Las chicas de An Bang

Armar un itinerario de viaje no es cosa fácil. Por el Sudeste Asiático, menos. Es que son demasiados los países, las carreteras, los mares y las fronteras que atravesar para llegar a cada rincón y el tiempo nunca alcanza. Semanas antes de viajar armé una lista que debía contemplar a los clásicos y nada originales destinos; pero de tanto en tanto tenía que aparecer en el recorrido alguna perlita, esos secretos que se escapan del circuito oficial y más vale ir antes de que la avalancha de turistas se los devoren. Nunca dudamos de visitar Hoi An, la pequeña ciudad de costa vietnamita, ex colonia francesa, que fue el puerto más importante del país por muchos años . En cambio, la ignota Han Bang no formó parte de esa lista, ni siquiera habíamos oído hablar de su existencia hasta el día que la conocimos.  

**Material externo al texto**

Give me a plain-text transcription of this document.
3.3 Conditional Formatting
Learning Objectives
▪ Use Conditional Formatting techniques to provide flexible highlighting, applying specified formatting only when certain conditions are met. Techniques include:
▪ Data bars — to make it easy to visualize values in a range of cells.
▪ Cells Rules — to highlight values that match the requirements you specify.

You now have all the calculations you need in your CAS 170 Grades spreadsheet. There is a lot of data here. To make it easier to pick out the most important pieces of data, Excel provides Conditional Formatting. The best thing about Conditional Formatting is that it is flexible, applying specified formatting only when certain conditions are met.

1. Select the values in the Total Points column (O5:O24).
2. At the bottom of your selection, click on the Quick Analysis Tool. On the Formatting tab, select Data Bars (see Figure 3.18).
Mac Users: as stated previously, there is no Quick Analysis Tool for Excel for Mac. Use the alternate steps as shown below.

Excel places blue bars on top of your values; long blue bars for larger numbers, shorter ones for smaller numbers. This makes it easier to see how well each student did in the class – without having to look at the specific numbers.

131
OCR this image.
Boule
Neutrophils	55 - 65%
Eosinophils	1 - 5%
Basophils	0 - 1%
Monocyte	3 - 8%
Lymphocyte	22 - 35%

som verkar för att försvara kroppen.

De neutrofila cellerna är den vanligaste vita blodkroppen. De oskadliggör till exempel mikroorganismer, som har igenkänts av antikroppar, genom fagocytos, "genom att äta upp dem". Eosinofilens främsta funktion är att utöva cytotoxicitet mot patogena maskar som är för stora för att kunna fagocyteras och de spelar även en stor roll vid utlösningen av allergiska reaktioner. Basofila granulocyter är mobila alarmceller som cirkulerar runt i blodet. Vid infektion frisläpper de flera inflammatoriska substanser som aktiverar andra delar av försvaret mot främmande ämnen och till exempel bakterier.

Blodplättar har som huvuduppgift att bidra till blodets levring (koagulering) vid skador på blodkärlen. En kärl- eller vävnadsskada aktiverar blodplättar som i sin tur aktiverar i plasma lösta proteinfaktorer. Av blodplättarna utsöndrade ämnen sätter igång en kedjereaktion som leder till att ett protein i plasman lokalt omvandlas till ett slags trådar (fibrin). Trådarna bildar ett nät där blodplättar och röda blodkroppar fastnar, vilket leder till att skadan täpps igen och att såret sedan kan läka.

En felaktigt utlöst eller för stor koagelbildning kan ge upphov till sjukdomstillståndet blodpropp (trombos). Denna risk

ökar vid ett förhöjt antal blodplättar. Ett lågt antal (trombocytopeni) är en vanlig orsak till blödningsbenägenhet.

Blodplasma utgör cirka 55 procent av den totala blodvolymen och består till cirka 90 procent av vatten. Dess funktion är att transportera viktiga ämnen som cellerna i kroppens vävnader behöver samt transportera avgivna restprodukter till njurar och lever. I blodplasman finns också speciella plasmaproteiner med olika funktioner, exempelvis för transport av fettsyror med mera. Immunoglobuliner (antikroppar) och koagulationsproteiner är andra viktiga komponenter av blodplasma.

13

El recepcionista del hotel -que en verdad era una casona antigua con un jardín repleto de estatuas de dragones budas y flores- nos ofreció unas viejas pero dignas bicicletas y nos reveló su secreto: si atravesabamos la ciudad, a solo 20 minutos pedaleando y esquivando el clásico caos de gente y motos al que ya nos habìamos habituado, se abría un oasis de playas amplias y mar cálido.  Esas palabras sonaron como una tregua después de tantas jornadas de caminatas eternas a 35 grados en medio de multitudes que buscaban, como nosotros, el verdadero encuentro con lo desconocido, la captación de lo sublime, una sensación que casi nunca llega, por inasible o por utópica. Las reminiscencias arquitectónicas de colonia francesa, los canales, los restaurantes en las orillas, los puentes de piedra y madera, las lámparas de papel colgantes iluminando las calles angostas y las famosas casas de sastre de Hoi An fueron quedando atrás a medida que esquivábamos descargas de camiones, motos en contramano, perros y humanos de a pie. El paisaje se iba expandiendo, el cielo se abría, los canales se transformaban en ríos y campos de arrozales con búfalos de agua. 

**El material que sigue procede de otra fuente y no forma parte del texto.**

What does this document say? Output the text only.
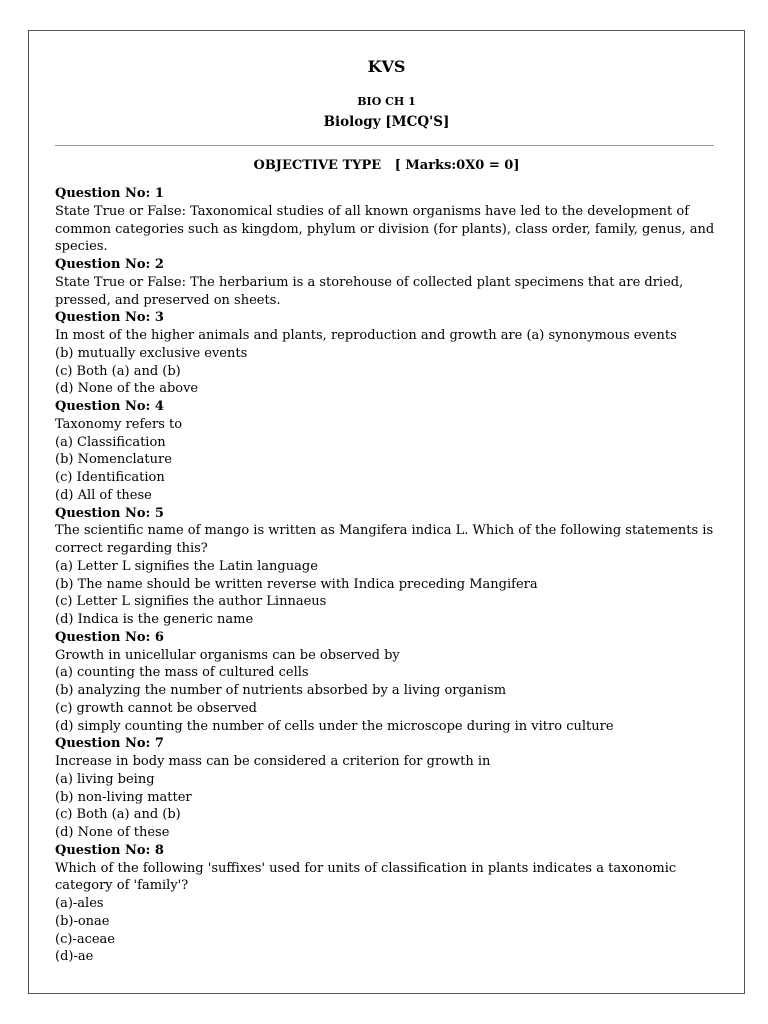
KVS
BIO CH 1
Biology [MCQ'S]
OBJECTIVE TYPE   [ Marks:0X0 = 0]
Question No: 1
State True or False: Taxonomical studies of all known organisms have led to the development of common categories such as kingdom, phylum or division (for plants), class order, family, genus, and species.
Question No: 2
State True or False: The herbarium is a storehouse of collected plant specimens that are dried, pressed, and preserved on sheets.
Question No: 3
In most of the higher animals and plants, reproduction and growth are (a) synonymous events
(b) mutually exclusive events
(c) Both (a) and (b)
(d) None of the above
Question No: 4
Taxonomy refers to
(a) Classification
(b) Nomenclature
(c) Identification
(d) All of these
Question No: 5
The scientific name of mango is written as Mangifera indica L. Which of the following statements is correct regarding this?
(a) Letter L signifies the Latin language
(b) The name should be written reverse with Indica preceding Mangifera
(c) Letter L signifies the author Linnaeus
(d) Indica is the generic name
Question No: 6
Growth in unicellular organisms can be observed by
(a) counting the mass of cultured cells
(b) analyzing the number of nutrients absorbed by a living organism
(c) growth cannot be observed
(d) simply counting the number of cells under the microscope during in vitro culture
Question No: 7
Increase in body mass can be considered a criterion for growth in
(a) living being
(b) non-living matter
(c) Both (a) and (b)
(d) None of these
Question No: 8
Which of the following 'suffixes' used for units of classification in plants indicates a taxonomic category of 'family'?
(a)-ales
(b)-onae
(c)-aceae
(d)-ae
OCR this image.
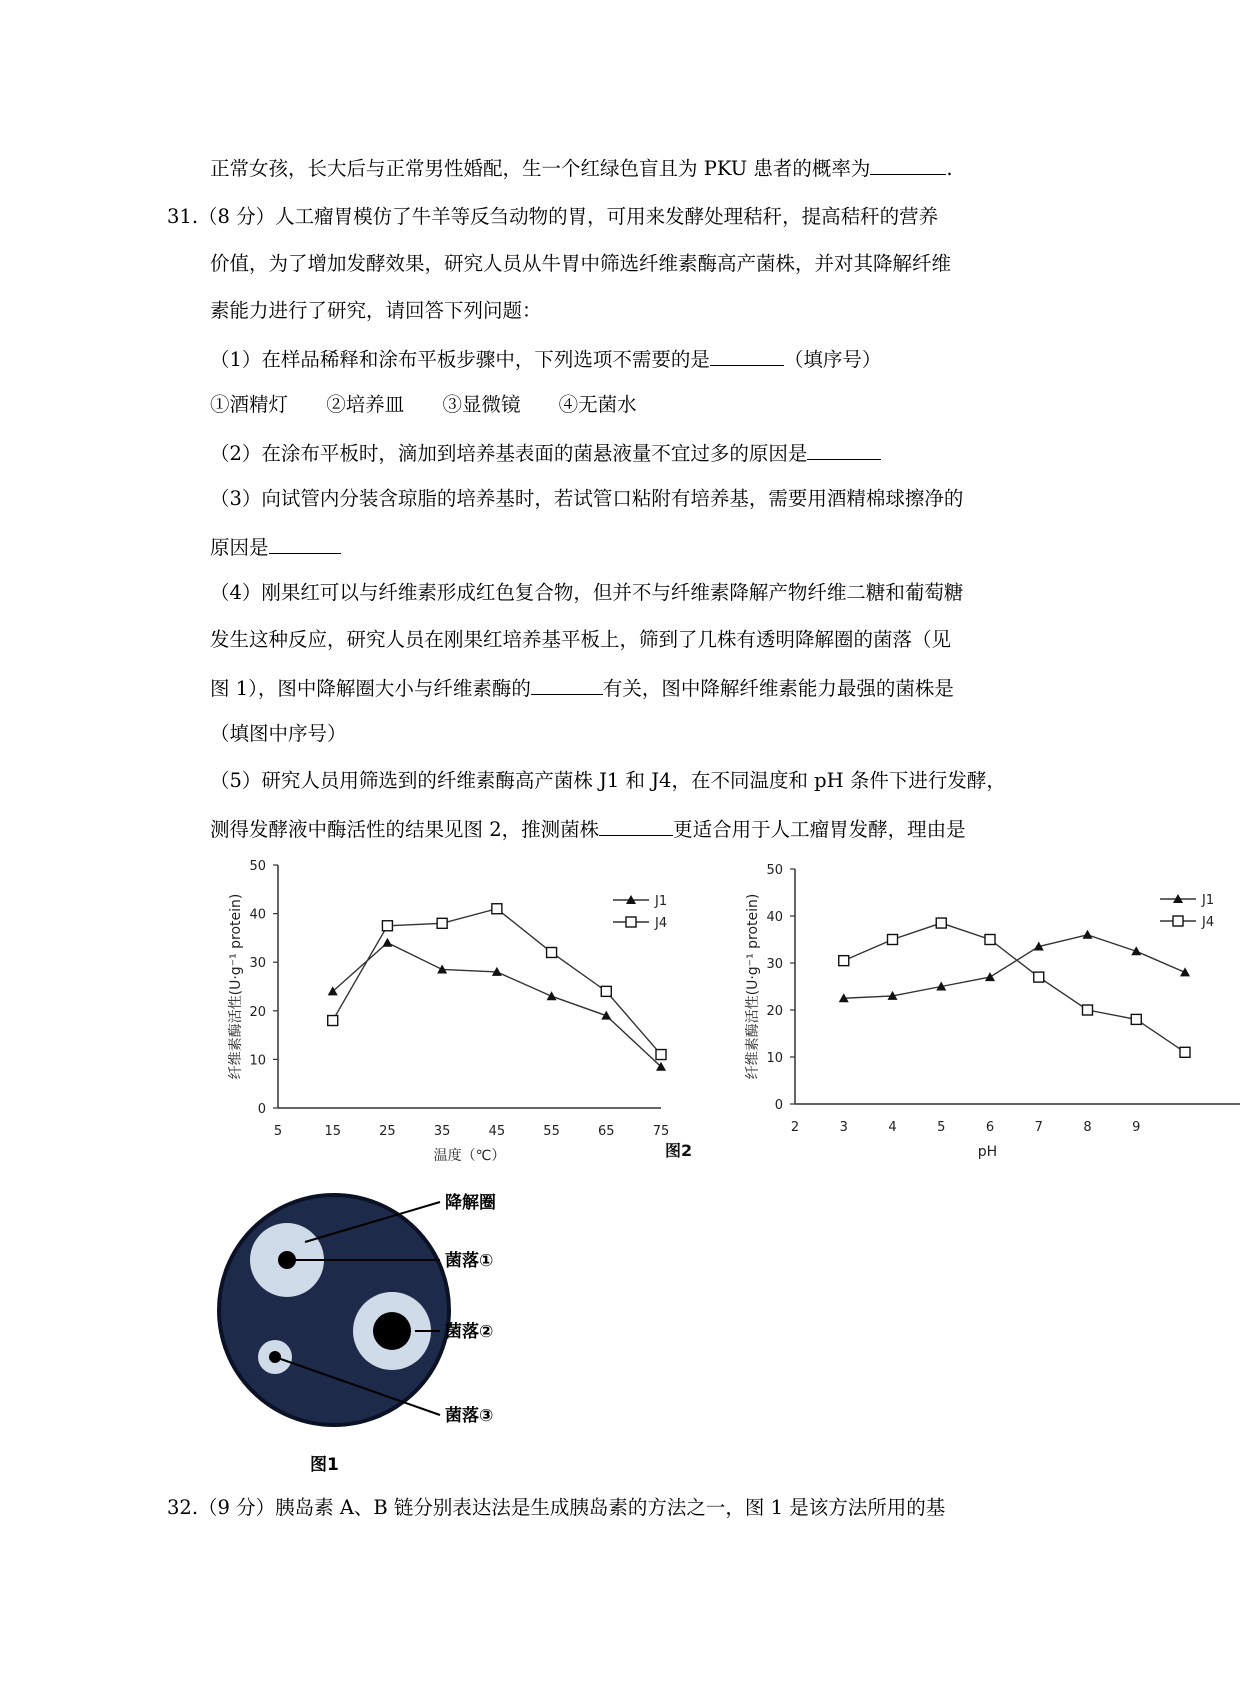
正常女孩，长大后与正常男性婚配，生一个红绿色盲且为 PKU 患者的概率为	.
31.（8 分）人工瘤胃模仿了牛羊等反刍动物的胃，可用来发酵处理秸秆，提高秸秆的营养
价值，为了增加发酵效果，研究人员从牛胃中筛选纤维素酶高产菌株，并对其降解纤维
素能力进行了研究，请回答下列问题：
（1）在样品稀释和涂布平板步骤中，下列选项不需要的是	（填序号）
①酒精灯 ②培养皿 ③显微镜 ④无菌水
（2）在涂布平板时，滴加到培养基表面的菌悬液量不宜过多的原因是
（3）向试管内分装含琼脂的培养基时，若试管口粘附有培养基，需要用酒精棉球擦净的
原因是
（4）刚果红可以与纤维素形成红色复合物，但并不与纤维素降解产物纤维二糖和葡萄糖
发生这种反应，研究人员在刚果红培养基平板上，筛到了几株有透明降解圈的菌落（见
图 1），图中降解圈大小与纤维素酶的	有关，图中降解纤维素能力最强的菌株是
（填图中序号）
（5）研究人员用筛选到的纤维素酶高产菌株 J1 和 J4，在不同温度和 pH 条件下进行发酵，
测得发酵液中酶活性的结果见图 2，推测菌株	更适合用于人工瘤胃发酵，理由是
0
10
20
30
40
50
5	15	25	35	45	55	65	75
温度（℃）
纤维素酶活性(U·g⁻¹ protein)	J1
J4
0
10
20
30
40
50
2	3	4	5	6	7	8	9
pH
纤维素酶活性(U·g⁻¹ protein)	J1
J4
图2
降解圈
菌落①
菌落②
菌落③
图1
32.（9 分）胰岛素 A、B 链分别表达法是生成胰岛素的方法之一，图 1 是该方法所用的基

Lo que más nos impactó de An Bang fue el vacío. Con el calor y la humedad insoportables, con su arena interminable y  el mar más cálido que conocí, con los barcitos y sus platos típicos y sus cervezas heladas, esperaba encontrar la multitud de las ciudades, pero en el agua. Intuyo dos motivos: por un lado, es cierto, no estábamos frente a las playas de película de Tailandia. Y por otro, creo que la razón principal es que allá se esconden del sol, tanto que usan paraguas cuando el cielo encandila.

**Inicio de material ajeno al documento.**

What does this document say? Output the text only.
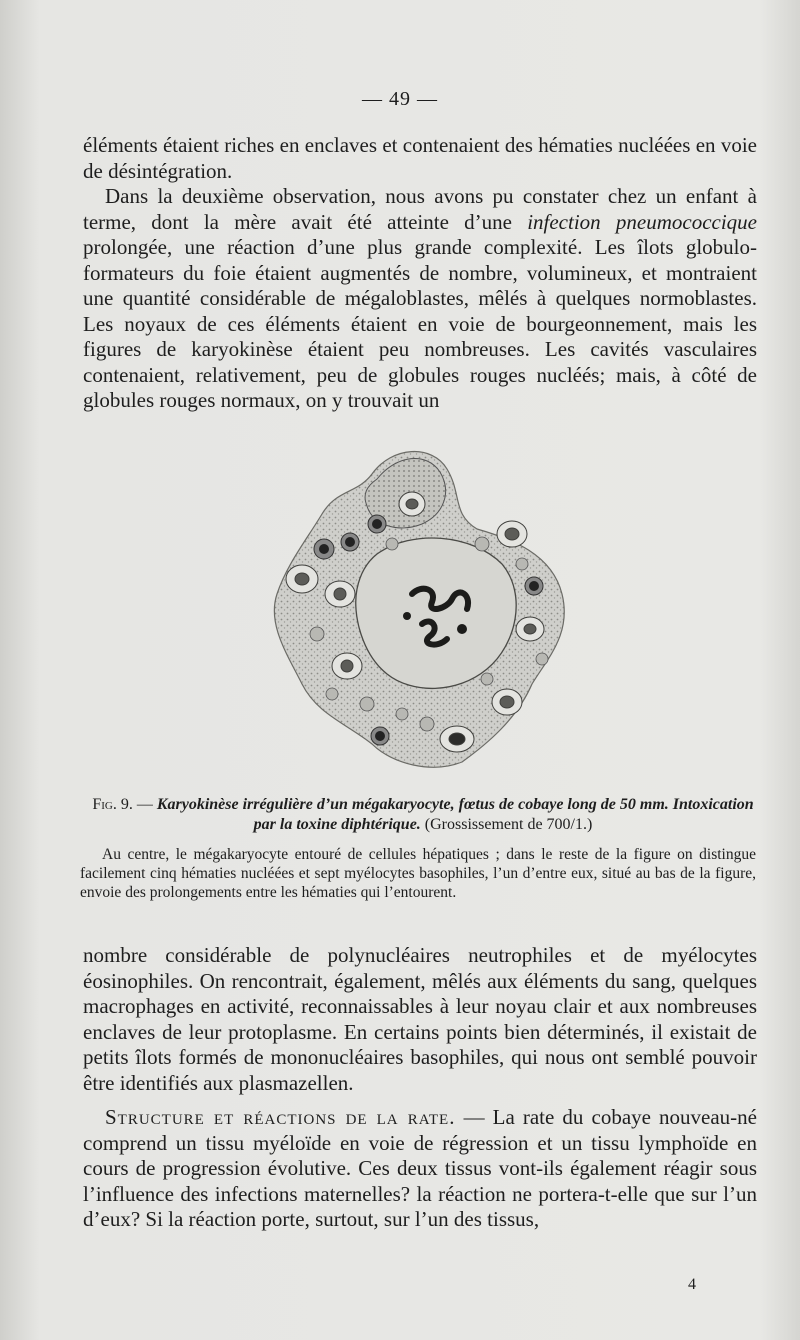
— 49 —

éléments étaient riches en enclaves et contenaient des hématies nucléées en voie de désintégration.

Dans la deuxième observation, nous avons pu constater chez un enfant à terme, dont la mère avait été atteinte d’une infection pneumococcique prolongée, une réaction d’une plus grande complexité. Les îlots globulo-formateurs du foie étaient augmentés de nombre, volumineux, et montraient une quantité considérable de mégaloblastes, mêlés à quelques normoblastes. Les noyaux de ces éléments étaient en voie de bourgeonnement, mais les figures de karyokinèse étaient peu nombreuses. Les cavités vasculaires contenaient, relativement, peu de globules rouges nucléés; mais, à côté de globules rouges normaux, on y trouvait un

Fig. 9. — Karyokinèse irrégulière d’un mégakaryocyte, fœtus de cobaye long de 50 mm. Intoxication par la toxine diphtérique. (Grossissement de 700/1.)

Au centre, le mégakaryocyte entouré de cellules hépatiques ; dans le reste de la figure on distingue facilement cinq hématies nucléées et sept myélocytes basophiles, l’un d’entre eux, situé au bas de la figure, envoie des prolongements entre les hématies qui l’entourent.

nombre considérable de polynucléaires neutrophiles et de myélocytes éosinophiles. On rencontrait, également, mêlés aux éléments du sang, quelques macrophages en activité, reconnaissables à leur noyau clair et aux nombreuses enclaves de leur protoplasme. En certains points bien déterminés, il existait de petits îlots formés de mononucléaires basophiles, qui nous ont semblé pouvoir être identifiés aux plasmazellen.

Structure et réactions de la rate. — La rate du cobaye nouveau-né comprend un tissu myéloïde en voie de régression et un tissu lymphoïde en cours de progression évolutive. Ces deux tissus vont-ils également réagir sous l’influence des infections maternelles? la réaction ne portera-t-elle que sur l’un d’eux? Si la réaction porte, surtout, sur l’un des tissus,

4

El primer día nos dedicamos a observar el entorno. Pronto distinguimos dos clases de turistas: los que, como a nosotros, semidesnudos bajo un sol agobiante, sin demasiadas preocupaciones sobre los daños colaterales de los rayos ultravioletas,  rodeados de latas de cervezas vacías, se nos derretía la cara de felicidad. Y después estaban los vietnamitas, o los extranjeros pero de países vecinos, paraguas en mano, o en su defecto con sombreros tipo capelinas, a veces vestidos de pies a cabeza, algunas mujeres con tacos. Como nosotros, también se notaban felices. 

En esta playa vi por primera vez los flotadores gigantes con formas de unicornios y flamencos, y también vi versiones menos glamorosas que en realidad eran enormes llantas de camiones. Vi personas meterse completamente vestidas al mar y no vi ningún topless. Me crucé con dos nenas jugando en la orilla. Me gustó la forma en que estaban sentadas, sus pelos largos y sueltos pegoteados en sus caras, vestidas con unas ropas que parecian pijamas, una de rojo y otra de amarillo, sus cuerpos duplicados a la perfeccion en la arena, envueltas en una bruma espesa, en su mundo. 

Meses después, ya en Buenos Aires, me encontré con esa foto. Para mi sorpresa, el clima cálido e inocente que recordaba de ese momento se había vuelto un poco extraño. No se decir si fue la bruma, o el brillo algo apagado del sol, como si una tela gigante se hubiese interpuesto entre el cielo y la tierra. Quizás fueron los rayos  de los aeropuertos cuando pasas por la aduana, esos que pueden dañar la película que llevas inocentemente en la mochila. O quizás fue que pasó demasiado tiempo esperando en la cámara y se fue apagando. Ahora que las vuelvo a ver imagino su indiferencia a las risas y los gritos de los otros, a las olas,  las nubes y a las montañas bajas que cortaban el horizonte. Ahora las percibo irreales, espectrales. Como algunos recuerdos que pierden poco a poco su vivacidad y se van desvaneciendo.